Accepting the switch in the right bottom screen corner comes easily to me. It has come somewhat unnoticed. No high jinks. Z. came along and cooked some penne with spinach. We drank two bottles of sparkling wine and watched an interview with Magdalena Środa till 4 a.m. (At four o'clock: "Well, she's samo smart, and the thing with the courage, yeah, she's right about that, but you're just dropping off.")
It's 10 a.m., Z. is sleeping like a baby while I'm washing the spinach off the kitchen. Strong coffee. My drip coffeemaker Alaska (in honour of the blogger called Alaska Wilde) is one of my three favorite gifts this season. (The other two are M. and my gorgeous jeans drainpipes. Oh, and Z. for the New Year's Eve, that's samo the sweetest cherry.)

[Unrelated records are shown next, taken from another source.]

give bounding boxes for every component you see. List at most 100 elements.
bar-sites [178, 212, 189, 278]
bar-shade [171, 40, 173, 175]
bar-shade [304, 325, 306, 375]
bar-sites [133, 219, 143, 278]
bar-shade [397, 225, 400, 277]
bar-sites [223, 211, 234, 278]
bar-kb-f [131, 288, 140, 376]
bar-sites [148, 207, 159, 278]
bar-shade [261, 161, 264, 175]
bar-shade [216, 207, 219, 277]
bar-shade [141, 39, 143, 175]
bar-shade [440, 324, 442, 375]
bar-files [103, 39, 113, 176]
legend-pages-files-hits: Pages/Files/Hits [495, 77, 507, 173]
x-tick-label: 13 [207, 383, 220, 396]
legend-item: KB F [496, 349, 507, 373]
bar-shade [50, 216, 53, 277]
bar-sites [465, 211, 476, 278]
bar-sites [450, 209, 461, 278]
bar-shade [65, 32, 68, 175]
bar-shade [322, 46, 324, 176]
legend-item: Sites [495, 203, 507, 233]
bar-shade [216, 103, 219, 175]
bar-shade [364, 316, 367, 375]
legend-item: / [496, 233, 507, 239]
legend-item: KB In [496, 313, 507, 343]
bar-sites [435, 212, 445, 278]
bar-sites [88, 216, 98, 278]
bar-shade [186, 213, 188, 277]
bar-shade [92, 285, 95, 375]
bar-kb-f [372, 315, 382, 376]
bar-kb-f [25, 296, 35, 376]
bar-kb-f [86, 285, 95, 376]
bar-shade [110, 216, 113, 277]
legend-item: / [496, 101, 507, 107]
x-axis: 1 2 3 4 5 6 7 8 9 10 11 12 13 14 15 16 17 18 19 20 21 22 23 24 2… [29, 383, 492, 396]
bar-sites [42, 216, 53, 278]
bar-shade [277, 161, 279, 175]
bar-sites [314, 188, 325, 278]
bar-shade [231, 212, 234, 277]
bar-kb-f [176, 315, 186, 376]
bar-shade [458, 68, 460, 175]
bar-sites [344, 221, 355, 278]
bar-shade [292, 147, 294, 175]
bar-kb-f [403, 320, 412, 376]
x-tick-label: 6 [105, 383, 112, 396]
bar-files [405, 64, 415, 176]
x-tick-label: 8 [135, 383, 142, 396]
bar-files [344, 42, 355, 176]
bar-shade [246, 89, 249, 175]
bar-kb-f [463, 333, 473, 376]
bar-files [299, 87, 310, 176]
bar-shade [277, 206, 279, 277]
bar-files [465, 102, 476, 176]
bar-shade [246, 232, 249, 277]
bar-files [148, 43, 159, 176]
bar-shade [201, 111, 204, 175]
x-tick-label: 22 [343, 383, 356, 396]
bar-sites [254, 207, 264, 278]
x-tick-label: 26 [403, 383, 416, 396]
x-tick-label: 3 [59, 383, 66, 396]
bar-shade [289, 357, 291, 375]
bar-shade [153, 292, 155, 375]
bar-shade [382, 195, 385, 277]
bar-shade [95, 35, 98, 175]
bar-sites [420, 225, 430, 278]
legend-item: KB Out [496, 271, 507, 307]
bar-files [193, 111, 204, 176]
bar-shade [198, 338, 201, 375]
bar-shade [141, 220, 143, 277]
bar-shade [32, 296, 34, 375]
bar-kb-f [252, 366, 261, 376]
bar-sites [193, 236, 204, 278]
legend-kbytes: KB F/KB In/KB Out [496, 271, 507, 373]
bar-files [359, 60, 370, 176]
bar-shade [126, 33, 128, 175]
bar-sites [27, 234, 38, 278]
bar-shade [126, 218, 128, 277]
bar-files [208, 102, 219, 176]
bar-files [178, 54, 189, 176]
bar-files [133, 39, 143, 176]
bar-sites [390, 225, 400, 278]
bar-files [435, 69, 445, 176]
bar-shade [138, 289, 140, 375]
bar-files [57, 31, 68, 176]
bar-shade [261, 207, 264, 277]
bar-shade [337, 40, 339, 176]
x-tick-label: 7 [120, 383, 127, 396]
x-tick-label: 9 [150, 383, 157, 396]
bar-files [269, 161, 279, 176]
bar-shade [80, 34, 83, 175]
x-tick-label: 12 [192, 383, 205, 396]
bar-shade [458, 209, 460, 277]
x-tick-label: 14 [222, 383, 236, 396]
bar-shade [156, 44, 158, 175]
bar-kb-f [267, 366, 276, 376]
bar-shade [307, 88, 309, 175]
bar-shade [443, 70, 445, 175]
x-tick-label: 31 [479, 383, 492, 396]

I didn't answer the telephone three times, suspecting that all of the people, M., M. and R., wanted to meet me. Kind of a pity, especially that I really do have a liking for the second M. and R. Yet I did promise there would be only the two of us on the New Year's Eve, our fantastic gay-lesbian team, yay. Besides, I don't like being forced to excuse myself. I'll make it up for them with some sweet little cookies. If they give me a chance.
I've just deleted 555 files from my computer trash. There's inevitably something final about this day.
At midnight, on the phone, M.'s* voice was very cheerful and pleasant. I had to promise I would go on a visit to her in the first quarter of the year. I like making promises like that. I like nice voice timbre.
Z. is still asleep, my poor tired translator-lawyer. I guess I'll drink up this year's first cup of coffee and I'll take this year's first shower. Then Z. will maybe get up and we'll have this year's first scrambled eggs. And then, in the evening, maybe I'll see M. for the first time this year. If so, I'll feel happy. On this dark, cloudy first day of the year, in this goddamn wonderful Warsaw.

*Please notice that there are four different Ms in the post. I guess it's time to introduce a new nomenclature here.